The ALJ also specifically noted that Plaintiff was pursuing a Bachelor's degree in Journalism and Public relations (Tr. 124). “[Plaintiff] states he has a 13-credit course starting Monday” (Tr. 563). Plaintiff argues that he was unable to finish his schooling, which was partially online, as a result of his PTSD (Doc. 14 at 13 (citing Tr. 171)). However, as noted by the ALJ, Plaintiff attended classes, completed assignments, and was studying for test during the relevant period (Tr. 124, 169-70, 489, 496). Upon review of the record, Plaintiff appears to have continued his schooling until December 2016, completing approximately 2 years of college in total (Tr. 366). In a visit from April 12, 2017, Plaintiff suggested that his break from school was only temporary; “[I am n]ot able to go this semester. My anxiety and depression kept me from going. I started the semester but VA sent me to a medication review and she put me on an antidepressant that would not work” (Tr. 1582). Indeed, “[a]cts which are inconsistent with a claimant's assertion of disability reflect negatively upon that claimant's credibility.” Bernard v. Colvin, 774 F.3d 482, 489 (8th Cir. 2014) (quotation marks omitted) (quoting Johnson v. Apfel, 240 F.3d 1145, 1148 (8th Cir. 2001)).
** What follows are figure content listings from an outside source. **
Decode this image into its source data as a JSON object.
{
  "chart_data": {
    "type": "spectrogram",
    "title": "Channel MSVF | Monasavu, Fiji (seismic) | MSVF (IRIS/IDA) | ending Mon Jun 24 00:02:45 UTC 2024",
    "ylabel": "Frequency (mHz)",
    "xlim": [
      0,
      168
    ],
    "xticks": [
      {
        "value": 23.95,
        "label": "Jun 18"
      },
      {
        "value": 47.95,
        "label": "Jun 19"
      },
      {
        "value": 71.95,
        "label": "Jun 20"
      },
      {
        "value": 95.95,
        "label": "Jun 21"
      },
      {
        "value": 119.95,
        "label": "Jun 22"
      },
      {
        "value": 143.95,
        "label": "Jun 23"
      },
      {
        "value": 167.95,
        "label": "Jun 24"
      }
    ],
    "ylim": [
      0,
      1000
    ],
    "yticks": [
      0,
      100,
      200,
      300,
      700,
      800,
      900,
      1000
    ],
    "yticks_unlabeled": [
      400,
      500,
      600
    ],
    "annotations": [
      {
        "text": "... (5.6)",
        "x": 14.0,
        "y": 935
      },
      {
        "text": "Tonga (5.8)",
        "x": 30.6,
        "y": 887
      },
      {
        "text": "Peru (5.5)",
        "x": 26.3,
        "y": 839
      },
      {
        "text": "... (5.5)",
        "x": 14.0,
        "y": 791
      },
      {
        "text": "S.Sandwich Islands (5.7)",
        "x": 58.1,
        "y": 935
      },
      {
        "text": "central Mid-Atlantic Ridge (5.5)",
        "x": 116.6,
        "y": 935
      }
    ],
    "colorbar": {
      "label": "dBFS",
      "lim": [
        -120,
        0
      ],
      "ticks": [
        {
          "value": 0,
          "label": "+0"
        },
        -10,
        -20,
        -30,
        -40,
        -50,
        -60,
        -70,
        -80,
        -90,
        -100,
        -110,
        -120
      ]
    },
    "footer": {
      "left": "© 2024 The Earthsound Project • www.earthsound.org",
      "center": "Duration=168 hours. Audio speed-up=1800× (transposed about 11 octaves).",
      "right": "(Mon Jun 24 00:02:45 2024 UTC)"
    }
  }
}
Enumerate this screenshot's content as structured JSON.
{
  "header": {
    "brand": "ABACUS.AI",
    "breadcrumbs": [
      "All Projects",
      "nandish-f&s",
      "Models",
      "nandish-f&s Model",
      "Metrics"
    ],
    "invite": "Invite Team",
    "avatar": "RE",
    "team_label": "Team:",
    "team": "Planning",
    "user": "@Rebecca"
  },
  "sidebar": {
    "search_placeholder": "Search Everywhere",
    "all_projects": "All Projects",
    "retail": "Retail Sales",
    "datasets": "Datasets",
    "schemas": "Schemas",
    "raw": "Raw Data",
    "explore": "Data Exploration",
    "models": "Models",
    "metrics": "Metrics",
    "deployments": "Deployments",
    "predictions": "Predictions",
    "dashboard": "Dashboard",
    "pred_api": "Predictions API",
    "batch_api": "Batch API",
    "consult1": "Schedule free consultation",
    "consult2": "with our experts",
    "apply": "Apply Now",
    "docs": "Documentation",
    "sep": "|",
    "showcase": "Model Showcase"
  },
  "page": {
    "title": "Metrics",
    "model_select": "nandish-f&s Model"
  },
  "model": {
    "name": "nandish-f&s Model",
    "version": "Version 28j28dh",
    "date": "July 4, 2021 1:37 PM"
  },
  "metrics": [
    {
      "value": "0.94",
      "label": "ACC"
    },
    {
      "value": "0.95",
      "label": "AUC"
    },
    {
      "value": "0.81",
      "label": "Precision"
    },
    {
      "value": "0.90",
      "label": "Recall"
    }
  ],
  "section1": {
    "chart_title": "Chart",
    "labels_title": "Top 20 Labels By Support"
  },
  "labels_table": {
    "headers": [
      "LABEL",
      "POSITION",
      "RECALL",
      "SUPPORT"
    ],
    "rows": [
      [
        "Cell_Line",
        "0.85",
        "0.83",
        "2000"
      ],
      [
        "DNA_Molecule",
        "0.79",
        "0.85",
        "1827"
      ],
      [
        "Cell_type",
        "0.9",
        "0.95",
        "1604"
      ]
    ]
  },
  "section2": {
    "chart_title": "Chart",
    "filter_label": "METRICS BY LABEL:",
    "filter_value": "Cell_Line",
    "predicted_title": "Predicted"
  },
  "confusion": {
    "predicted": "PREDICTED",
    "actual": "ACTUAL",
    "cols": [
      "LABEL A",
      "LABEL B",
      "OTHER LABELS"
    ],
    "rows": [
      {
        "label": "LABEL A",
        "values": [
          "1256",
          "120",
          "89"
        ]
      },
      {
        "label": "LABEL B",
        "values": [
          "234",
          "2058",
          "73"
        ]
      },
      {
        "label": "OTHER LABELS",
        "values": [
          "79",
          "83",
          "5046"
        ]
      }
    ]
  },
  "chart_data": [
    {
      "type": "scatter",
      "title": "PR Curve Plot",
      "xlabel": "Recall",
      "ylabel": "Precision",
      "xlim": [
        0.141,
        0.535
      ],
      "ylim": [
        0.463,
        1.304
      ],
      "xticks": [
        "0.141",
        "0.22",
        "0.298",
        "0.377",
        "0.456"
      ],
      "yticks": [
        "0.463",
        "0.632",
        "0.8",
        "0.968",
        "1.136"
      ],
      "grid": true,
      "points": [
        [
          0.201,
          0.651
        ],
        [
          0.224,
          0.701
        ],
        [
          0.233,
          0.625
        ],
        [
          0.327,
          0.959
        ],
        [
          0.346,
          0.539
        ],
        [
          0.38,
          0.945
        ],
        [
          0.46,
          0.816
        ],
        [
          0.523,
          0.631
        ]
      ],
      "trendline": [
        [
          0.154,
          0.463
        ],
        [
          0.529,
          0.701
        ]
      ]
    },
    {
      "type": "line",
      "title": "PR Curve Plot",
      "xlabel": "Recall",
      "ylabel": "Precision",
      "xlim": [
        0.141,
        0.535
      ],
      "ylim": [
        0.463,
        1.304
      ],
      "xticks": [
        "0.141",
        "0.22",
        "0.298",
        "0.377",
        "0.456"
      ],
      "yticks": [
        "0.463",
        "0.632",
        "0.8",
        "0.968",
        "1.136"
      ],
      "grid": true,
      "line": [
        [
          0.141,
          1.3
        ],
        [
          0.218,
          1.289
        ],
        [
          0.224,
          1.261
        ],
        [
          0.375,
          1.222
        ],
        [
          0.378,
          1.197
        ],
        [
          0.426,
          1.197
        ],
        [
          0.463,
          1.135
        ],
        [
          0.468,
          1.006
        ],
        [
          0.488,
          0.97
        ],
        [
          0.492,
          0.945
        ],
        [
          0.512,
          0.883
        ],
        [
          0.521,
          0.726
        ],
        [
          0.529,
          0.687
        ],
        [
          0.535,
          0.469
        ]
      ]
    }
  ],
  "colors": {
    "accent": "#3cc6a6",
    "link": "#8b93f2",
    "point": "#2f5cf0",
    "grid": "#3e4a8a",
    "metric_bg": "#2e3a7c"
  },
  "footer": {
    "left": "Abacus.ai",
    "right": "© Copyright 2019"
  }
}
Finally, to the extent Plaintiff identifies records that support Plaintiff's allegations to the contrary, “[i]f substantial evidence supports the decision, then we may not reverse, even if inconsistent conclusions may be drawn from the evidence, and even if we may have reached a different outcome.” McNamara v. Astrue, 590 F.3d 607, 610 (8th Cir. 2010). In conclusion, the Court finds the ALJ's RFC determination to be based on substantial evidence and is consistent with Regulations and case law.
V. CONCLUSION
For the reasons set forth above, the Court finds that substantial evidence on the record as a whole supports the Commissioner's decision that Plaintiff is not disabled.
Accordingly, IT IS HEREBY ORDERED that the decision of the Commissioner is AFFIRMED, and Plaintiff's Complaint is DISMISSED, with prejudice.
A separate judgment shall be entered incorporating this Memorandum and Order.